Know all by these presents, that the undersigned hereby constitutes and appoints each of Kyle Brown and Sarah Stanton, signing singly and with full power of substitution, the undersigned’s true and lawful attorney-in-fact to:

 

(1) prepare, execute in the undersigned’s name and on the undersigned’s behalf, and submit to the U.S. Securities and Exchange Commission (the “SEC”) a Form ID, including amendments thereto, and any other documents necessary or appropriate to obtain codes and passwords enabling the undersigned to make electronic filings with the SEC of reports required by Section 16(a) of the Securities Exchange Act of 1934, as amended (the “Exchange Act”), or any rule or regulation of the SEC;

 

(2) execute for and on behalf of the undersigned, in the undersigned’s capacity as an officer of Trinity Capital Inc. (the “Company”), Forms 3, 4, and 5 in accordance with Section 16(a) of the Exchange Act and the rules thereunder, and any other forms or reports the undersigned may be required to file in connection with the undersigned’s ownership, acquisition, or disposition of securities of the Company;

 

(3) do and perform any and all acts for and on behalf of the undersigned which may be necessary or desirable to complete and execute any such Form 3, 4, or 5, any amendment or amendments thereto, or any other form or report, and timely file such form or report with the SEC and any stock exchange or similar authority; and

 

(4) take any other action of any type whatsoever in connection with the foregoing which, in the opinion of such attorney-in-fact, may be of benefit to, in the best interest of, or legally required by, the undersigned, it being understood that the documents executed by such attorney-in-fact on behalf of the undersigned pursuant to this Power of Attorney shall be in such form and shall contain such terms and conditions as such attorney-in-fact may approve in such attorney-in-fact’s discretion.

 

The undersigned hereby grants to such attorney-in-fact full power and authority to do and perform any and every act and thing whatsoever requisite, necessary, or proper to be done in the exercise of any of the rights and powers herein granted, as fully to all intents and purposes as the undersigned might or could do if personally present, with full power of substitution or revocation, hereby ratifying and confirming all that such attorney-in-fact, or such attorney-in-fact’s substitute or substitutes, shall lawfully do or cause to be done by virtue of this power of attorney and the rights and powers herein granted.
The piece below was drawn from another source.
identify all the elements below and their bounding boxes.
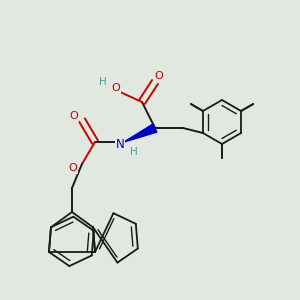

The undersigned acknowledges that the foregoing attorney-in-fact, in serving in such capacity at the request of the undersigned, is not assuming, nor is the Company assuming, any of the undersigned’s responsibilities to comply with Section 16 of the Exchange Act.

 

This Power of Attorney shall remain in full force and effect until the undersigned is no longer required to file Forms 3, 4, and 5 with respect to the undersigned’s holdings of and transactions in securities issued by the Company, unless earlier revoked by the undersigned in a signed writing delivered to the foregoing attorney-in-fact.

 

IN WITNESS WHEREOF, the undersigned has caused this Power of Attorney to be executed as of this 10th day of January, 2024.